A hot potato: Nintendo's legal team has become notorious over the years for aggressively pursuing modders and software pirates. This week, the console maker filed a claim against a much bigger target – the US government – joining many other entities in demanding nearly $200 billion in refunds after the Supreme Court declared the Trump administration's 2025 "Liberation Day" tariffs unlawful.
The claim, obtained by Aftermath, recounts how President Donald Trump raised historically high import tariffs last year and how the Supreme Court struck them down last month. Per the court's decision, Nintendo is demanding an unspecified sum in refunds, plus interest.
Trump imposed tariffs exceeding 25% on countries including Japan, Taiwan, South Korea, India, Vietnam, and China last April in an attempt to strengthen US manufacturing. Over the following months, the duties shifted chaotically, with anti-China tariffs at times exceeding 100%.

Hardware manufacturers, whose supply chains depend heavily on international trade and manufacturing in Asian countries, were hit particularly hard.

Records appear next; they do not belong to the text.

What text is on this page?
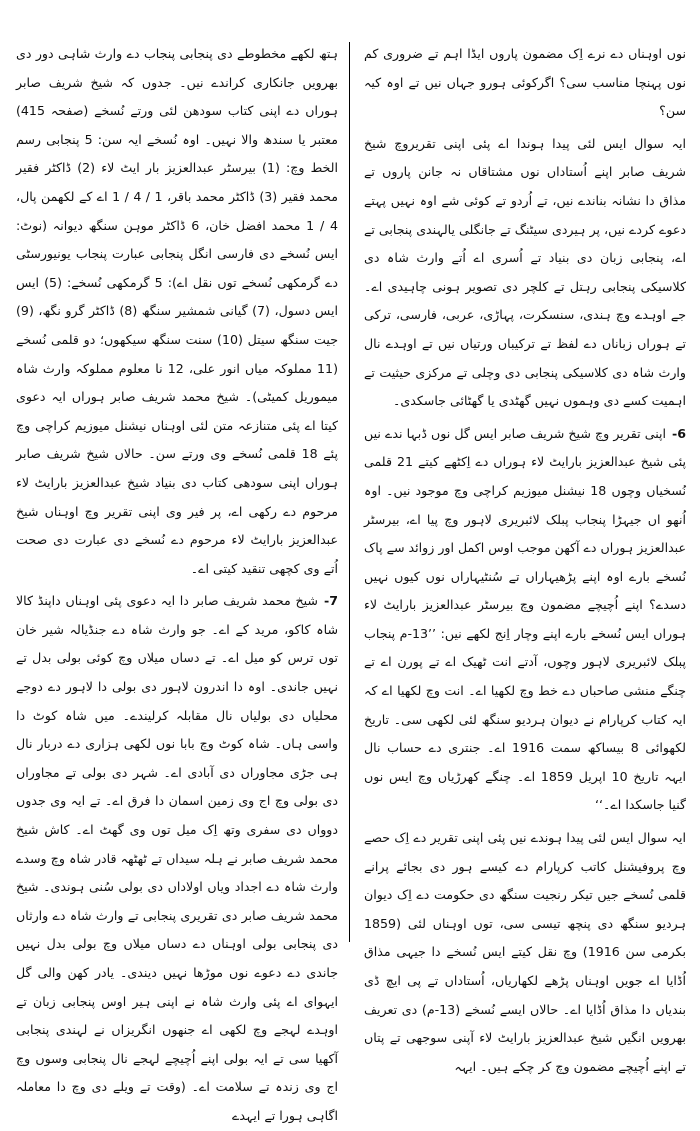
نوں اوہناں دے نرے اِک مضمون پاروں ایڈا اہم تے ضروری کم نوں پہنچا مناسب سی؟ اگرکوئی ہورو جہاں نیں تے اوہ کیہ سن؟

ایہ سوال ایس لئی پیدا ہوندا اے پئی اپنی تقریروچ شیخ شریف صابر اپنے اُستاداں نوں مشتاقاں نہ جانن پاروں تے مذاق دا نشانہ بناندے نیں، تے اُردو تے کوئی شے اوہ نہیں پہتے دعوے کردے نیں، پر ہیردی سیٹنگ تے جانگلی یالہندی پنجابی تے اے، پنجابی زبان دی بنیاد تے اُسری اے اُتے وارث شاہ دی کلاسیکی پنجابی رہتل تے کلچر دی تصویر ہونی چاہیدی اے۔ جے اوہدے وچ ہندی، سنسکرت، پہاڑی، عربی، فارسی، ترکی تے ہوراں زباناں دے لفظ تے ترکیباں ورتیاں نیں تے اوہدے نال وارث شاہ دی کلاسیکی پنجابی دی وچلی تے مرکزی حیثیت تے اہمیت کسے دی وہموں نہیں گھٹدی یا گھٹائی جاسکدی۔

6-اپنی تقریر وچ شیخ شریف صابر ایس گل نوں ڈبہا ندے نیں پئی شیخ عبدالعزیز بارایٹ لاء ہوراں دے اِکٹھے کیتے 21 قلمی نُسخیاں وچوں 18 نیشنل میوزیم کراچی وچ موجود نیں۔ اوہ اُنھو اں جیہڑا پنجاب پبلک لائبریری لاہور وچ پیا اے، بیرسٹر عبدالعزیز ہوراں دے آکھن موجب اوس اکمل اور زوائد سے پاک نُسخے بارے اوہ اپنے پڑھیہاراں تے سُنٹیہاراں نوں کیوں نہیں دسدے؟ اپنے اُچیچے مضمون وچ بیرسٹر عبدالعزیز بارایٹ لاء ہوراں ایس نُسخے بارے اپنے وچار اِنج لکھے نیں: ’’13-م پنجاب پبلک لائبریری لاہور وچوں، آدتے انت ٹھیک اے تے پورن اے تے چنگے منشی صاحباں دے خط وچ لکھیا اے۔ انت وچ لکھیا اے کہ ایہ کتاب کرپارام نے دیوان ہردیو سنگھ لئی لکھی سی۔ تاریخ لکھوائی 8 بیساکھ سمت 1916 اے۔ جنتری دے حساب نال ایہہ تاریخ 10 اپریل 1859 اے۔ چنگے کھرڑیاں وچ ایس نوں گنیا جاسکدا اے۔‘‘

ایہ سوال ایس لئی پیدا ہوندے نیں پئی اپنی تقریر دے اِک حصے وچ پروفیشنل کاتب کرپارام دے کیسے ہور دی بجائے پرانے قلمی نُسخے جیں تیکر رنجیت سنگھ دی حکومت دے اِک دیوان ہردیو سنگھ دی پنچھ تیسی سی، توں اوہناں لئی (1859 بکرمی سن 1916) وچ نقل کیتے ایس نُسخے دا جیہی مذاق اُڈایا اے جویں اوہناں پڑھے لکھاریاں، اُستاداں تے پی ایچ ڈی بندیاں دا مذاق اُڈایا اے۔ حالاں ایسے نُسخے (13-م) دی تعریف بھرویں انگیں شیخ عبدالعزیز بارایٹ لاء آپنی سوجھی تے پتاں تے اپنے اُچیچے مضمون وچ کر چکے ہیں۔ ایہہ

ہتھ لکھے مخطوطے دی پنجابی پنجاب دے وارث شاہی دور دی بھرویں جانکاری کراندے نیں۔ جدوں کہ شیخ شریف صابر ہوراں دے اپنی کتاب سودھن لئی ورتے نُسخے (صفحہ 415) معتبر یا سندھ والا نہیں۔ اوہ نُسخے ایہ سن: 5 پنجابی رسم الخط وچ: (1) بیرسٹر عبدالعزیز بار ایٹ لاء (2) ڈاکٹر فقیر محمد فقیر (3) ڈاکٹر محمد باقر، 1 / 4 / 1 اے کے لکھمن پال، 4 / 1 محمد افضل خان، 6 ڈاکٹر موہن سنگھ دیوانہ (نوٹ: ایس نُسخے دی فارسی انگل پنجابی عبارت پنجاب یونیورسٹی دے گرمکھی نُسخے توں نقل اے): 5 گرمکھی نُسخے: (5) ایس ایس دسول، (7) گیانی شمشیر سنگھ (8) ڈاکٹر گرو نگھ، (9) جیت سنگھ سیتل (10) سنت سنگھ سیکھوں؛ دو قلمی نُسخے (11 مملوکہ میاں انور علی، 12 نا معلوم مملوکہ وارث شاہ میموریل کمیٹی)۔ شیخ محمد شریف صابر ہوراں ایہ دعوی کیتا اے پئی متنازعہ متن لئی اوہناں نیشنل میوزیم کراچی وچ پئے 18 قلمی نُسخے وی ورتے سن۔ حالاں شیخ شریف صابر ہوراں اپنی سودھی کتاب دی بنیاد شیخ عبدالعزیز بارایٹ لاء مرحوم دے رکھی اے، پر فیر وی اپنی تقریر وچ اوہناں شیخ عبدالعزیز بارایٹ لاء مرحوم دے نُسخے دی عبارت دی صحت اُتے وی کچھی تنقید کیتی اے۔

7-شیخ محمد شریف صابر دا ایہ دعوی پئی اوہناں داپنڈ کالا شاہ کاکو، مرید کے اے۔ جو وارث شاہ دے جنڈیالہ شیر خان توں ترس کو میل اے۔ تے دساں میلاں وچ کوئی بولی بدل تے نہیں جاندی۔ اوہ دا اندرون لاہور دی بولی دا لاہور دے دوجے محلیاں دی بولیاں نال مقابلہ کرلیندے۔ میں شاہ کوٹ دا واسی ہاں۔ شاہ کوٹ وچ بابا نوں لکھی ہزاری دے دربار نال ہی جڑی مجاوراں دی آبادی اے۔ شہر دی بولی تے مجاوراں دی بولی وچ اج وی زمین اسمان دا فرق اے۔ تے ایہ وی جدوں دوواں دی سفری وتھ اِک میل توں وی گھٹ اے۔ کاش شیخ محمد شریف صابر نے ہلہ سیداں تے ٹھٹھہ قادر شاہ وچ وسدے وارث شاہ دے اجداد ویاں اولاداں دی بولی سُنی ہوندی۔ شیخ محمد شریف صابر دی تقریری پنجابی تے وارث شاہ دے وارثاں دی پنجابی بولی اوہناں دے دساں میلاں وچ بولی بدل نہیں جاندی دے دعوے نوں موڑھا نہیں دیندی۔ یادر کھن والی گل ایہوای اے پئی وارث شاہ نے اپنی ہیر اوس پنجابی زبان تے اوہدے لہجے وچ لکھی اے جنھوں انگریزاں نے لہندی پنجابی آکھیا سی تے ایہ بولی اپنے اُچیچے لہجے نال پنجابی وسوں وچ اج وی زندہ تے سلامت اے۔ (وقت تے ویلے دی وچ دا معاملہ اگاہی ہورا تے ایہدے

Although Nintendo claimed that the "Liberation Day" tariffs did not impact the Switch 2 handheld console's $450 launch price, and the company had shifted manufacturing from China to Vietnam during the first Trump administration, it delayed pre-orders for the device from April 9 to April 24 before launching the Switch 2 on June 5. Nintendo also released a Japan-only version of the handheld that is over $100 cheaper.
The Supreme Court struck down the tariffs last month, ruling that the president had overstepped his authority. Trump issued the duties through a novel interpretation of the International Emergency Economic Powers Act (IEEPA), which empowers the president to regulate imports in response to emergencies.
However, the IEEPA does not mention tariffs, and no previous president had used it to impose tariffs, let alone tariffs of last year's magnitude. The court ruled that Trump could not enact such "extraordinary" duties without congressional approval, which he did not have.
In response, Trump immediately imposed a global 10% tariff through Section 122 of the Trade Act of 1974, later threatening to raise it to 15%. Two dozen state attorneys general sued to block the new duties this week.
Moreover, Customs and Border Protection told a US Court of International Trade judge this week that its computer systems and staff lack the capacity to process the roughly $166 billion in government-owed tariff refunds.
In a filing acquired by CNBC, CBP stated that it aims to upgrade its equipment to handle roughly 53 million tariff incidents from 330,000 importers within 45 days.